G.V.: Oui, totalement. Premièrement, chacun pourra se faire séquencer son ADN pour quelques dizaines de dollars seulement. Les gens voudront connaître leurs risques personnels. La machine (Watson par exemple) pourra analyser des bases de données riches de trois milliards de génomes. Cela va aider les médecins à faire les bons choix et à proposer des traitements plus ciblés. On va vers une mutation de la médecine.
Vers une plus grande personnalisation des soins aussi?
Oui, exactement. Avant la consultation avec son médecin, le malade lui aura au préalable envoyé ses symptômes par e-mail pour un pré-diagnostic. L’ordinateur travaillera en parallèle pour proposer des hypothèses diagnostiques qui seront discutées lors de la consultation avec le patient.
«La médecine sans médecin?» est le titre de votre dernier livre. Le médecin va-t-il céder sa place au profit de la machine dotée d’une intelligence artificielle?

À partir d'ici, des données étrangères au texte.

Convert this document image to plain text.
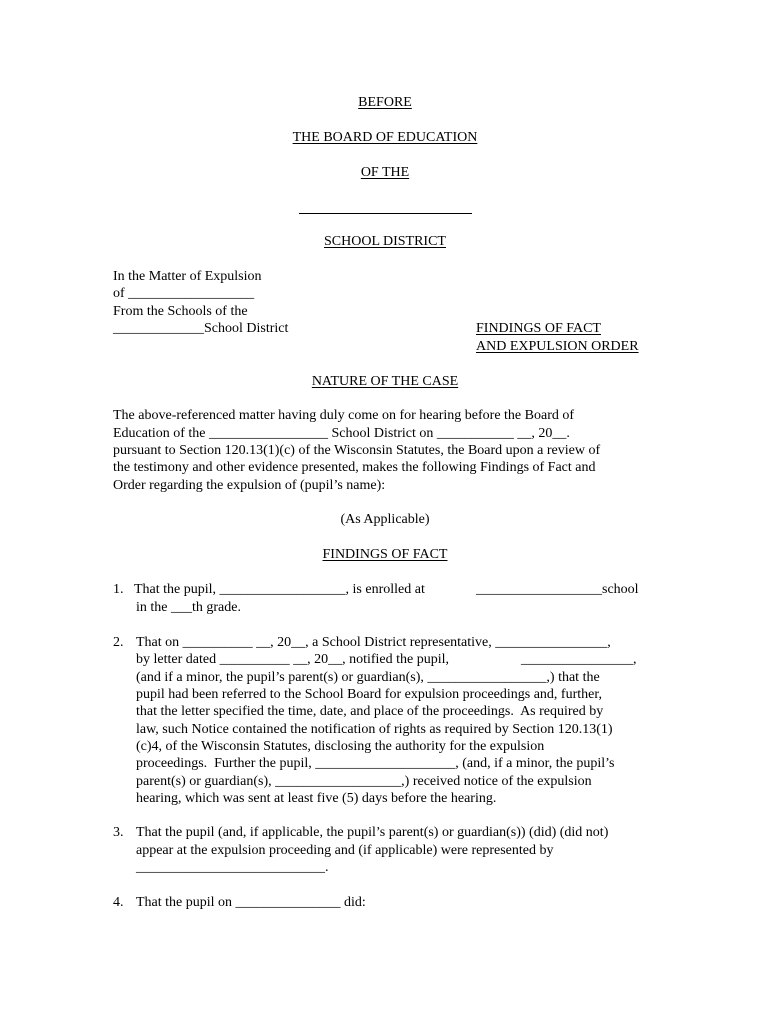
BEFORE
THE BOARD OF EDUCATION
OF THE
SCHOOL DISTRICT
In the Matter of Expulsion
of __________________
From the Schools of the
_____________School District	FINDINGS OF FACT
AND EXPULSION ORDER
NATURE OF THE CASE
The above-referenced matter having duly come on for hearing before the Board of
Education of the _________________ School District on ___________ __, 20__.
pursuant to Section 120.13(1)(c) of the Wisconsin Statutes, the Board upon a review of
the testimony and other evidence presented, makes the following Findings of Fact and
Order regarding the expulsion of (pupil’s name):
(As Applicable)
FINDINGS OF FACT
1. That the pupil, __________________, is enrolled at	__________________school
in the ___th grade.
2. That on __________ __, 20__, a School District representative, ________________,
by letter dated __________ __, 20__, notified the pupil,	________________,
(and if a minor, the pupil’s parent(s) or guardian(s), _________________,) that the
pupil had been referred to the School Board for expulsion proceedings and, further,
that the letter specified the time, date, and place of the proceedings.  As required by
law, such Notice contained the notification of rights as required by Section 120.13(1)
(c)4, of the Wisconsin Statutes, disclosing the authority for the expulsion
proceedings.  Further the pupil, ____________________, (and, if a minor, the pupil’s
parent(s) or guardian(s), __________________,) received notice of the expulsion
hearing, which was sent at least five (5) days before the hearing.
3. That the pupil (and, if applicable, the pupil’s parent(s) or guardian(s)) (did) (did not)
appear at the expulsion proceeding and (if applicable) were represented by
___________________________.
4. That the pupil on _______________ did:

Non, au contraire. Le médecin va retrouver son vrai rôle. La technologie va le libérer et lui permettre de revenir à l’essentiel, c’est-à-dire à un suivi personnel du patient et à une médecine plus humaniste. Le patient est perdu face à la masse d’informations qui circulent sur la santé. Le médecin, tel un maître d’œuvre, va l’aider à remettre de l’ordre dans tout ça. A l’écoute, il sera là pour le conseiller, lui expliquer, lui proposer des solutions, comme son «coach santé» ou son «bio-conseiller».
Pr Guy Vallancien
Auteur de nombreuses publications scientifiques ainsi que de plusieurs ouvrages grand public, Guy Vallancien est aussi, entre autres, Officier de la Légion d’Honneur. Il est l’auteur de La médecine sans médecin? Le numérique au service du malade, paru aux éditions Gallimard en avril 2015.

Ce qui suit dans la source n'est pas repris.